Wednesday, February 29, 2012

Religious experience

I just spent last weekend attending Margaret Silf's Landscapes of Prayer retreat at the Centre for Ignatian Spirituality and Counselling and it was an unbelievable religious experience. A total high.

No, I didn't go into a trance or work myself into a frenzy as if I were one of ten thousand screaming fans at a rock concert.

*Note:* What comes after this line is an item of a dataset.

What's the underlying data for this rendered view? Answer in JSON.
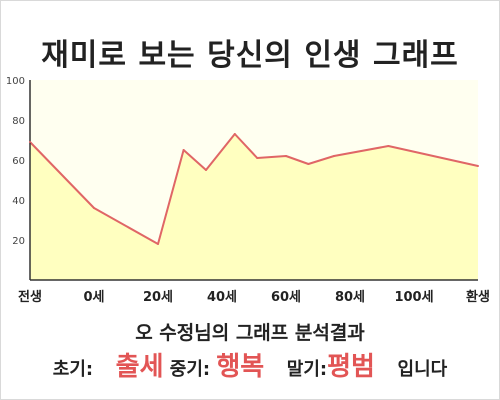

Neither did I ingest or do anything that induced my state of euphoria that has lasted past the retreat.

It started with a genuine desire to hear God's point of view on my life and I simply gave Him the time and space to talk to me in the silence.

I came to this semi-directed retreat with a question that was causing me some distress and a steely determination to be as open-minded as my stubborn streak would allow.

As Margaret led us through the nine landscapes from her book Landscapes of Prayer, I journeyed from a garden with a winter-dead patch into a cave with a lagoon of calm, beauty and light in its centre  (much like the limestone hongs I visited off the east coast of Phuket).

Confusion gave way to clarity over the weekend as I let go of outdated ideas, past relationship hurts and misguided beliefs that have made themselves a comfortable home in my psyche.

As I meditated on some of the nine landscapes Margaret presented to the group, I found new life, keen insight and fresh inspiration.

I was drawn into a deeper intimacy with our amazing Creator as He invited me to trust Him with a child-like trust, one that bypasses my adult preponderance to fall back on known experiences and to question miracles.

D made a comment this evening that the intellect hinders one from really knowing God, especially when we engage in the academic pursuit of knowing God, not realizing that head knowledge can sometimes push us further away from God.

What I cherished about this retreat was the simplicity of the ideas presented and the subsequent invitation to find God in the beauty of the created world by revisiting familiar haunts of prayer in the mystery of stillness.

Ultimately, it was in allowing God to show me how much He loved me and the way He then proceeded to do so that blew my mind.

Contrary to what the world thinks, religious experiences are not that hard to come by, it just requires us to sit still, and in the ensuing silence, to let God do all the talking.